Курьер с извещением о болезни Петра III прибыл в Петербург только 1 июля. Он передал желание больного, чтобы в Ропшу приехал его лечащий врач голландец Людерс. Однако врач, державший, очевидно, нос по ветру, отказался ехать (неслыханный случай в медицинской практике!) и ограничился лишь тем, что выслушал симптомы болезни и выписал лекарства. Однако императрица всё-таки велела Людерсу отправиться в Ропшу. Людерс собирался, явно не спеша, и прибыл в Ропшу только 3 июля, когда состояние здоровья узника резко ухудшилось. На другой день к больному выехал ещё один врач — придворный хирург Паульсен, который был отправлен не с лекарствами, а с хирургическими инструментами (Н. Павленко уточняет: «Для вскрытия»).

Через два года после приезда в Россию будущий император Пётр III перенёс тяжёлую болезнь. Некоторые симптомы — «гнойная короста», выраженная лихорадка, относительно недолгое течение заболевания, а также сам факт выздоровления — позволили Ю.А. Молину предположить, что это была не натуральная оспа, как считают некоторые историки, а ветряная, протекающая обычно у подростков и взрослых тяжело, но с благоприятным для жизни прогнозом. С тех пор «оспинки» навсегда украсили лицо Петра III. Его внешность всегда была очень заурядной: небольшой рост, хрупкое телосложение, узкие плечи и выпирающий живот.

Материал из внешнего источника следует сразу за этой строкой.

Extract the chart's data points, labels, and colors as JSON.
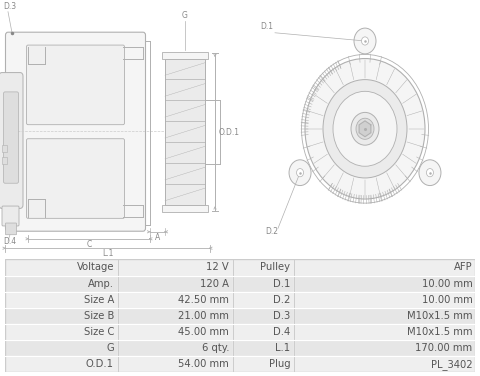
{
  "table_rows": [
    [
      "Voltage",
      "12 V",
      "Pulley",
      "AFP"
    ],
    [
      "Amp.",
      "120 A",
      "D.1",
      "10.00 mm"
    ],
    [
      "Size A",
      "42.50 mm",
      "D.2",
      "10.00 mm"
    ],
    [
      "Size B",
      "21.00 mm",
      "D.3",
      "M10x1.5 mm"
    ],
    [
      "Size C",
      "45.00 mm",
      "D.4",
      "M10x1.5 mm"
    ],
    [
      "G",
      "6 qty.",
      "L.1",
      "170.00 mm"
    ],
    [
      "O.D.1",
      "54.00 mm",
      "Plug",
      "PL_3402"
    ]
  ],
  "bg": "#ffffff",
  "line_color": "#b0b0b0",
  "label_color": "#888888",
  "fill_light": "#f5f5f5",
  "fill_mid": "#ebebeb",
  "fill_dark": "#dedede",
  "table_odd": "#efefef",
  "table_even": "#e6e6e6",
  "table_text": "#555555",
  "table_border": "#cccccc",
  "font_size_label": 5.5,
  "font_size_table": 7.2
}
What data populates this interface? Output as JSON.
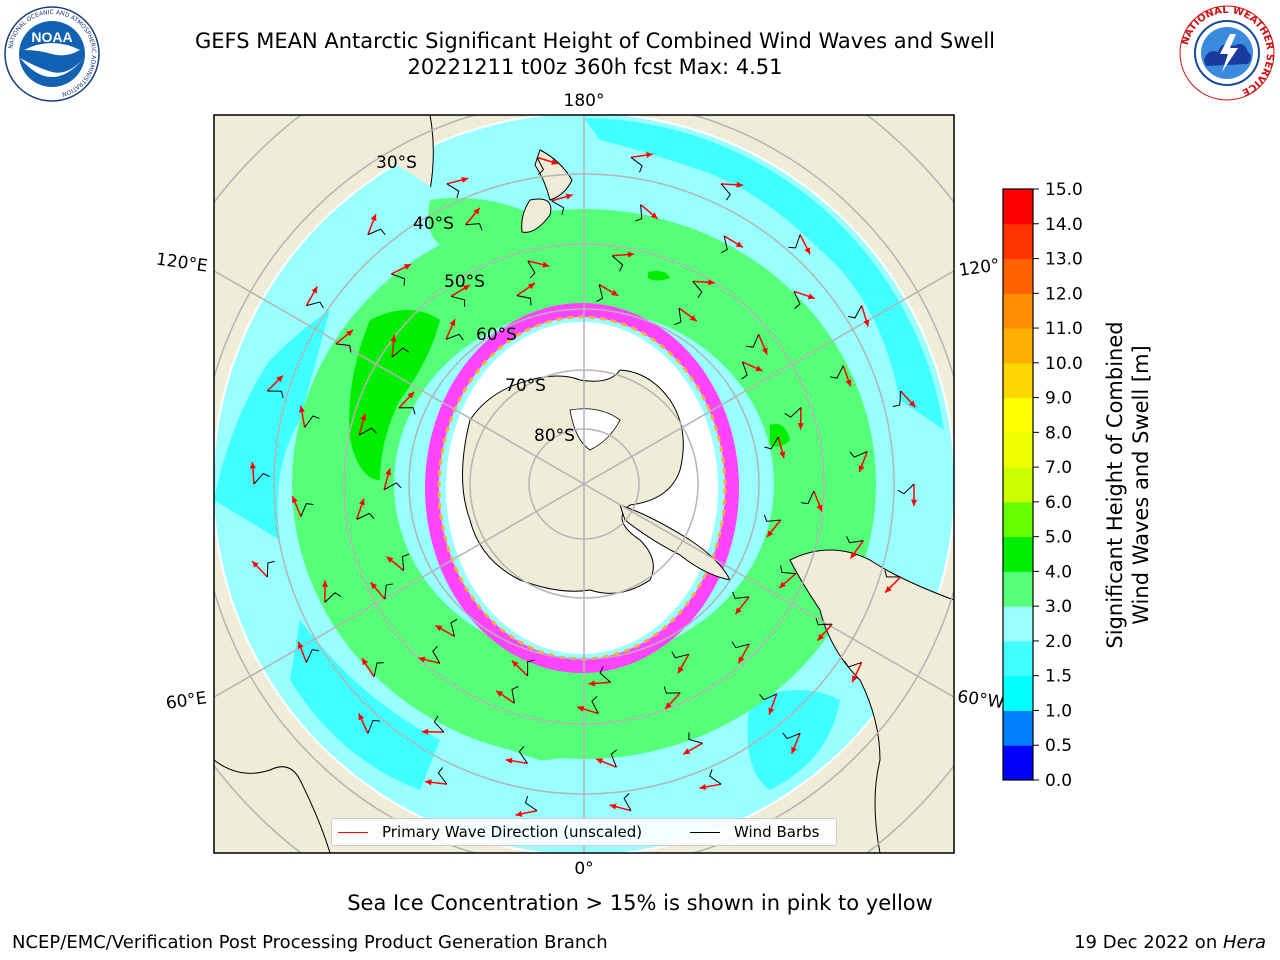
{
  "header": {
    "title_line1": "GEFS MEAN Antarctic Significant Height of Combined Wind Waves and Swell",
    "title_line2": "20221211 t00z 360h fcst   Max: 4.51"
  },
  "logos": {
    "noaa": {
      "text": "NOAA",
      "ring_text": "NATIONAL OCEANIC AND ATMOSPHERIC ADMINISTRATION",
      "bottom_text": "U.S. DEPARTMENT OF COMMERCE"
    },
    "nws": {
      "ring_text": "NATIONAL WEATHER SERVICE"
    }
  },
  "map": {
    "projection": "south-polar-stereographic",
    "latitude_labels": [
      "30°S",
      "40°S",
      "50°S",
      "60°S",
      "70°S",
      "80°S"
    ],
    "longitude_labels": [
      "180°",
      "120°E",
      "120°",
      "60°E",
      "0°",
      "60°W"
    ],
    "legend": {
      "wave_label": "Primary Wave Direction (unscaled)",
      "wave_color": "#ff0000",
      "wind_label": "Wind Barbs",
      "wind_color": "#000000"
    }
  },
  "chart_data": {
    "type": "heatmap",
    "variable": "Significant Height of Combined Wind Waves and Swell",
    "units": "m",
    "max_value": 4.51,
    "colorbar": {
      "label_line1": "Significant Height of Combined",
      "label_line2": "Wind Waves and Swell [m]",
      "ticks": [
        "0.0",
        "0.5",
        "1.0",
        "1.5",
        "2.0",
        "3.0",
        "4.0",
        "5.0",
        "6.0",
        "7.0",
        "8.0",
        "9.0",
        "10.0",
        "11.0",
        "12.0",
        "13.0",
        "14.0",
        "15.0"
      ],
      "colors": [
        "#0000ff",
        "#0080ff",
        "#00ffff",
        "#40ffff",
        "#99ffff",
        "#55ff77",
        "#00ee00",
        "#66ff00",
        "#ccff00",
        "#eeff00",
        "#ffff00",
        "#ffd700",
        "#ffb000",
        "#ff8c00",
        "#ff6000",
        "#ff3300",
        "#ff0000"
      ]
    },
    "land_color": "#efecd8",
    "sea_ice_color": "#ff44ff"
  },
  "footnote": "Sea Ice Concentration > 15% is shown in pink to yellow",
  "credits": {
    "left": "NCEP/EMC/Verification Post Processing Product Generation Branch",
    "right_prefix": "19 Dec 2022 on ",
    "right_italic": "Hera"
  }
}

7 июля 1762 г. был обнародован манифест (№ 11599), в котором объявлялось: «Бывший император Пётр Третий обыкновенным и часто случавшимся ему припадком геморроидическим впал в прежестокую колику. Чего ради… тотчас повелели отправить к нему всё, что потребно было к предупреждению следств из того приключений, опасных в здравии его, и к скорому вспоможению врачеванием. Но к крайнему нашему прискорбию и смущению, вчерашнего дня получили мы другое, что он волею всевышнего Бога скончался».

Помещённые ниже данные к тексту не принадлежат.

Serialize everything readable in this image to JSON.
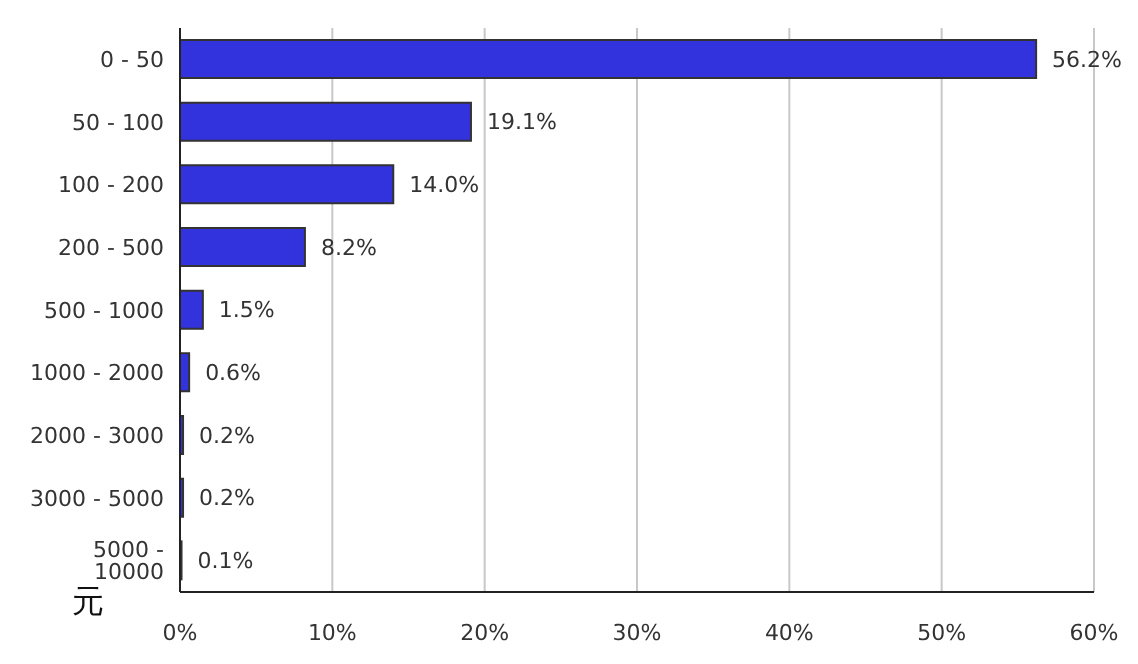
{
  "chart_data": {
    "type": "bar",
    "orientation": "horizontal",
    "ylabel": "元",
    "categories": [
      "0 - 50",
      "50 - 100",
      "100 - 200",
      "200 - 500",
      "500 - 1000",
      "1000 - 2000",
      "2000 - 3000",
      "3000 - 5000",
      "5000 - 10000"
    ],
    "values": [
      56.2,
      19.1,
      14.0,
      8.2,
      1.5,
      0.6,
      0.2,
      0.2,
      0.1
    ],
    "value_labels": [
      "56.2%",
      "19.1%",
      "14.0%",
      "8.2%",
      "1.5%",
      "0.6%",
      "0.2%",
      "0.2%",
      "0.1%"
    ],
    "color": "#3333dd",
    "xlim": [
      0,
      60
    ],
    "xticks": [
      {
        "value": 0,
        "label": "0%"
      },
      {
        "value": 10,
        "label": "10%"
      },
      {
        "value": 20,
        "label": "20%"
      },
      {
        "value": 30,
        "label": "30%"
      },
      {
        "value": 40,
        "label": "40%"
      },
      {
        "value": 50,
        "label": "50%"
      },
      {
        "value": 60,
        "label": "60%"
      }
    ],
    "grid": "x"
  }
}
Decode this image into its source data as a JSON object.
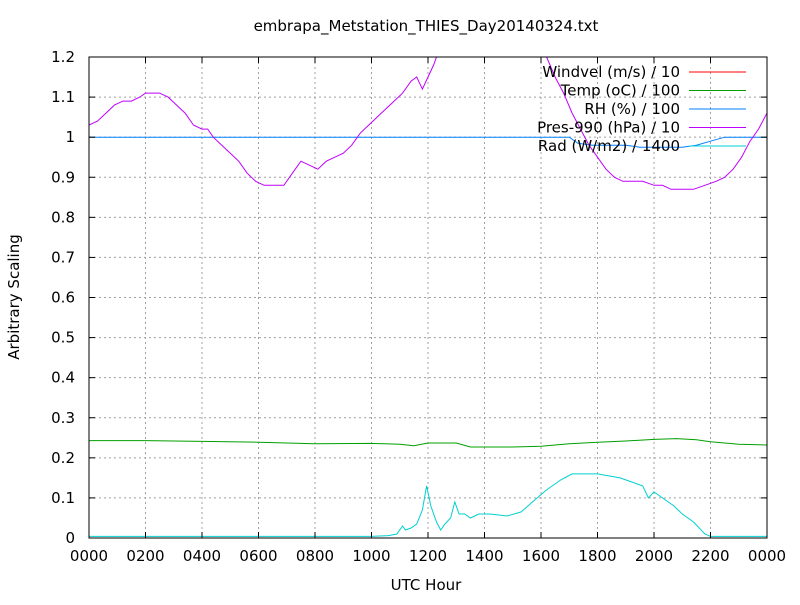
{
  "chart_data": {
    "type": "line",
    "title": "embrapa_Metstation_THIES_Day20140324.txt",
    "xlabel": "UTC Hour",
    "ylabel": "Arbitrary Scaling",
    "xlim": [
      0,
      24
    ],
    "ylim": [
      0,
      1.2
    ],
    "grid": true,
    "legend_position": "top-right",
    "x_ticks": [
      {
        "value": 0,
        "label": "0000"
      },
      {
        "value": 2,
        "label": "0200"
      },
      {
        "value": 4,
        "label": "0400"
      },
      {
        "value": 6,
        "label": "0600"
      },
      {
        "value": 8,
        "label": "0800"
      },
      {
        "value": 10,
        "label": "1000"
      },
      {
        "value": 12,
        "label": "1200"
      },
      {
        "value": 14,
        "label": "1400"
      },
      {
        "value": 16,
        "label": "1600"
      },
      {
        "value": 18,
        "label": "1800"
      },
      {
        "value": 20,
        "label": "2000"
      },
      {
        "value": 22,
        "label": "2200"
      },
      {
        "value": 24,
        "label": "0000"
      }
    ],
    "y_ticks": [
      {
        "value": 0,
        "label": "0"
      },
      {
        "value": 0.1,
        "label": "0.1"
      },
      {
        "value": 0.2,
        "label": "0.2"
      },
      {
        "value": 0.3,
        "label": "0.3"
      },
      {
        "value": 0.4,
        "label": "0.4"
      },
      {
        "value": 0.5,
        "label": "0.5"
      },
      {
        "value": 0.6,
        "label": "0.6"
      },
      {
        "value": 0.7,
        "label": "0.7"
      },
      {
        "value": 0.8,
        "label": "0.8"
      },
      {
        "value": 0.9,
        "label": "0.9"
      },
      {
        "value": 1.0,
        "label": "1"
      },
      {
        "value": 1.1,
        "label": "1.1"
      },
      {
        "value": 1.2,
        "label": "1.2"
      }
    ],
    "series": [
      {
        "name": "Windvel (m/s) / 10",
        "color": "#ff0000",
        "points": []
      },
      {
        "name": "Temp (oC) / 100",
        "color": "#00a000",
        "points": [
          [
            0,
            0.243
          ],
          [
            2,
            0.243
          ],
          [
            4,
            0.241
          ],
          [
            6,
            0.239
          ],
          [
            8,
            0.235
          ],
          [
            10,
            0.236
          ],
          [
            11,
            0.234
          ],
          [
            11.5,
            0.23
          ],
          [
            12,
            0.237
          ],
          [
            13,
            0.237
          ],
          [
            13.5,
            0.227
          ],
          [
            15,
            0.227
          ],
          [
            16,
            0.229
          ],
          [
            17,
            0.235
          ],
          [
            18,
            0.239
          ],
          [
            19,
            0.242
          ],
          [
            20,
            0.246
          ],
          [
            20.8,
            0.248
          ],
          [
            21.5,
            0.245
          ],
          [
            22,
            0.24
          ],
          [
            23,
            0.234
          ],
          [
            24,
            0.232
          ]
        ]
      },
      {
        "name": "RH (%) / 100",
        "color": "#0080ff",
        "points": [
          [
            0,
            1.0
          ],
          [
            17,
            1.0
          ],
          [
            17.3,
            0.985
          ],
          [
            17.8,
            0.98
          ],
          [
            18.5,
            0.98
          ],
          [
            19,
            0.98
          ],
          [
            19.5,
            0.975
          ],
          [
            20,
            0.975
          ],
          [
            20.5,
            0.975
          ],
          [
            21,
            0.975
          ],
          [
            21.5,
            0.98
          ],
          [
            22,
            0.99
          ],
          [
            22.5,
            1.0
          ],
          [
            24,
            1.0
          ]
        ]
      },
      {
        "name": "Pres-990 (hPa) / 10",
        "color": "#c000ff",
        "points": [
          [
            0,
            1.03
          ],
          [
            0.3,
            1.04
          ],
          [
            0.6,
            1.06
          ],
          [
            0.9,
            1.08
          ],
          [
            1.2,
            1.09
          ],
          [
            1.5,
            1.09
          ],
          [
            1.8,
            1.1
          ],
          [
            2.0,
            1.11
          ],
          [
            2.2,
            1.11
          ],
          [
            2.5,
            1.11
          ],
          [
            2.8,
            1.1
          ],
          [
            3.1,
            1.08
          ],
          [
            3.4,
            1.06
          ],
          [
            3.7,
            1.03
          ],
          [
            4.0,
            1.02
          ],
          [
            4.2,
            1.02
          ],
          [
            4.4,
            1.0
          ],
          [
            4.7,
            0.98
          ],
          [
            5.0,
            0.96
          ],
          [
            5.3,
            0.94
          ],
          [
            5.6,
            0.91
          ],
          [
            5.9,
            0.89
          ],
          [
            6.2,
            0.88
          ],
          [
            6.6,
            0.88
          ],
          [
            6.9,
            0.88
          ],
          [
            7.2,
            0.91
          ],
          [
            7.5,
            0.94
          ],
          [
            7.8,
            0.93
          ],
          [
            8.1,
            0.92
          ],
          [
            8.4,
            0.94
          ],
          [
            8.7,
            0.95
          ],
          [
            9.0,
            0.96
          ],
          [
            9.3,
            0.98
          ],
          [
            9.6,
            1.01
          ],
          [
            9.9,
            1.03
          ],
          [
            10.2,
            1.05
          ],
          [
            10.5,
            1.07
          ],
          [
            10.8,
            1.09
          ],
          [
            11.1,
            1.11
          ],
          [
            11.4,
            1.14
          ],
          [
            11.6,
            1.15
          ],
          [
            11.8,
            1.12
          ],
          [
            12.0,
            1.15
          ],
          [
            12.2,
            1.18
          ],
          [
            12.3,
            1.2
          ]
        ]
      },
      {
        "name": "Pres-990 (hPa) / 10",
        "color": "#c000ff",
        "points": [
          [
            16.2,
            1.2
          ],
          [
            16.5,
            1.15
          ],
          [
            16.8,
            1.11
          ],
          [
            17.1,
            1.06
          ],
          [
            17.4,
            1.02
          ],
          [
            17.7,
            0.98
          ],
          [
            18.0,
            0.95
          ],
          [
            18.3,
            0.92
          ],
          [
            18.6,
            0.9
          ],
          [
            18.9,
            0.89
          ],
          [
            19.3,
            0.89
          ],
          [
            19.6,
            0.89
          ],
          [
            20.0,
            0.88
          ],
          [
            20.3,
            0.88
          ],
          [
            20.6,
            0.87
          ],
          [
            21.0,
            0.87
          ],
          [
            21.4,
            0.87
          ],
          [
            21.8,
            0.88
          ],
          [
            22.2,
            0.89
          ],
          [
            22.5,
            0.9
          ],
          [
            22.8,
            0.92
          ],
          [
            23.1,
            0.95
          ],
          [
            23.4,
            0.99
          ],
          [
            23.7,
            1.02
          ],
          [
            24.0,
            1.06
          ]
        ]
      },
      {
        "name": "Rad (W/m2) / 1400",
        "color": "#00d0d0",
        "points": [
          [
            0,
            0.004
          ],
          [
            10,
            0.004
          ],
          [
            10.6,
            0.006
          ],
          [
            10.9,
            0.01
          ],
          [
            11.1,
            0.03
          ],
          [
            11.2,
            0.02
          ],
          [
            11.4,
            0.025
          ],
          [
            11.6,
            0.035
          ],
          [
            11.8,
            0.07
          ],
          [
            11.95,
            0.13
          ],
          [
            12.1,
            0.08
          ],
          [
            12.3,
            0.04
          ],
          [
            12.45,
            0.02
          ],
          [
            12.6,
            0.035
          ],
          [
            12.8,
            0.05
          ],
          [
            12.95,
            0.09
          ],
          [
            13.1,
            0.06
          ],
          [
            13.3,
            0.06
          ],
          [
            13.5,
            0.05
          ],
          [
            13.8,
            0.06
          ],
          [
            14.2,
            0.06
          ],
          [
            14.8,
            0.055
          ],
          [
            15.3,
            0.065
          ],
          [
            15.7,
            0.09
          ],
          [
            16.2,
            0.12
          ],
          [
            16.7,
            0.145
          ],
          [
            17.1,
            0.16
          ],
          [
            17.6,
            0.16
          ],
          [
            18.0,
            0.16
          ],
          [
            18.4,
            0.155
          ],
          [
            18.8,
            0.15
          ],
          [
            19.2,
            0.14
          ],
          [
            19.6,
            0.13
          ],
          [
            19.8,
            0.1
          ],
          [
            20.0,
            0.115
          ],
          [
            20.3,
            0.1
          ],
          [
            20.7,
            0.08
          ],
          [
            21.0,
            0.06
          ],
          [
            21.4,
            0.04
          ],
          [
            21.8,
            0.01
          ],
          [
            22.0,
            0.004
          ],
          [
            24.0,
            0.004
          ]
        ]
      }
    ]
  }
}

Екатерина II говорила своему фавориту Станиславу Понятовскому: «Его свалил геморроидальный колик вместе с приливами крови к мозгу; он был два дня в этом состоянии, за которыми последовала страшная слабость, и несмотря на усиленную помощь докторов, он испустил дух. Я опасалась, не отравили ли его офицеры (опять отравление! — Б.Н.). Я велела его вскрыть, но вполне удостоверено, что не нашли ни малейшего следа отравления (что вполне естественно, так как государя не отравили, а задушили. — Б.Н.); он имел вполне здоровый желудок, но умер от воспаления в кишках и апоплексического удара (версия, пригодившаяся для объяснения причины внезапной смерти его сына — императора Павла I. — Б.Н.). Его сердце было необычайно мало и совсем сморщилось».

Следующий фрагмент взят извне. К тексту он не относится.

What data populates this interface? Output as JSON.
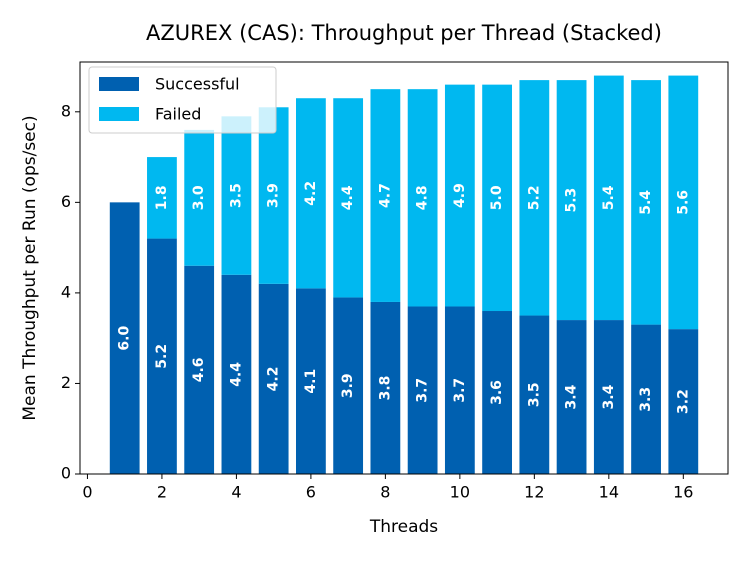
{
  "chart_data": {
    "type": "stacked_bar",
    "title": "AZUREX (CAS): Throughput per Thread (Stacked)",
    "x_label": "Threads",
    "y_label": "Mean Throughput per Run (ops/sec)",
    "x": [
      1,
      2,
      3,
      4,
      5,
      6,
      7,
      8,
      9,
      10,
      11,
      12,
      13,
      14,
      15,
      16
    ],
    "series": [
      {
        "name": "Successful",
        "color": "#0060b0",
        "values": [
          6.0,
          5.2,
          4.6,
          4.4,
          4.2,
          4.1,
          3.9,
          3.8,
          3.7,
          3.7,
          3.6,
          3.5,
          3.4,
          3.4,
          3.3,
          3.2
        ],
        "value_labels": [
          "6.0",
          "5.2",
          "4.6",
          "4.4",
          "4.2",
          "4.1",
          "3.9",
          "3.8",
          "3.7",
          "3.7",
          "3.6",
          "3.5",
          "3.4",
          "3.4",
          "3.3",
          "3.2"
        ]
      },
      {
        "name": "Failed",
        "color": "#00b8f0",
        "values": [
          null,
          1.8,
          3.0,
          3.5,
          3.9,
          4.2,
          4.4,
          4.7,
          4.8,
          4.9,
          5.0,
          5.2,
          5.3,
          5.4,
          5.4,
          5.6
        ],
        "value_labels": [
          null,
          "1.8",
          "3.0",
          "3.5",
          "3.9",
          "4.2",
          "4.4",
          "4.7",
          "4.8",
          "4.9",
          "5.0",
          "5.2",
          "5.3",
          "5.4",
          "5.4",
          "5.6"
        ]
      }
    ],
    "xlim": [
      -0.2,
      17.2
    ],
    "xticks": [
      0,
      2,
      4,
      6,
      8,
      10,
      12,
      14,
      16
    ],
    "ylim": [
      0,
      9.1
    ],
    "yticks": [
      0,
      2,
      4,
      6,
      8
    ],
    "bar_width": 0.8,
    "legend": "upper-left"
  }
}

Проверить это высказывание Екатерины II невозможно: описания вскрытия трупа не сохранилось, отсутствует и медицинское заключение о смерти Петра III. Тем не менее можно предположить, что придворные медики привлекались к составлению официальных документов о смерти Петра III хотя бы в качестве консультантов, но не их вина в том, что те носили неправдоподобный, фантастический характер, представляя своего рода «амальгаму», в которой были использованы некоторые подлинные данные о его болезни, долженствовавшие, по замыслу их создателей, прикрыть истинную причину смерти Петра III.

Несмотря на то что Романовы умели хранить свои тайны, слухи об истинной причине смерти Петра III всё же широко распространились по России и даже вышли за её пределы. Например, знаменитый французский энциклопедист Ж. Даламбер, отказавшийся от приглашения Екатерины II стать воспитателем наследника цесаревича Павла, писал Вольтеру, намекая на «геморроидальные колики», от которых, по официальной версии, умер Пётр III: «Я очень подвержен геморрою, а он слишком опасен в этой стране», то есть в России.

Некоторые затруднения возникли и у иерархов православной церкви в отношении формы поминовения покойного императора, поскольку он умер — по вполне понятным причинам — без надлежащего церковного покаяния.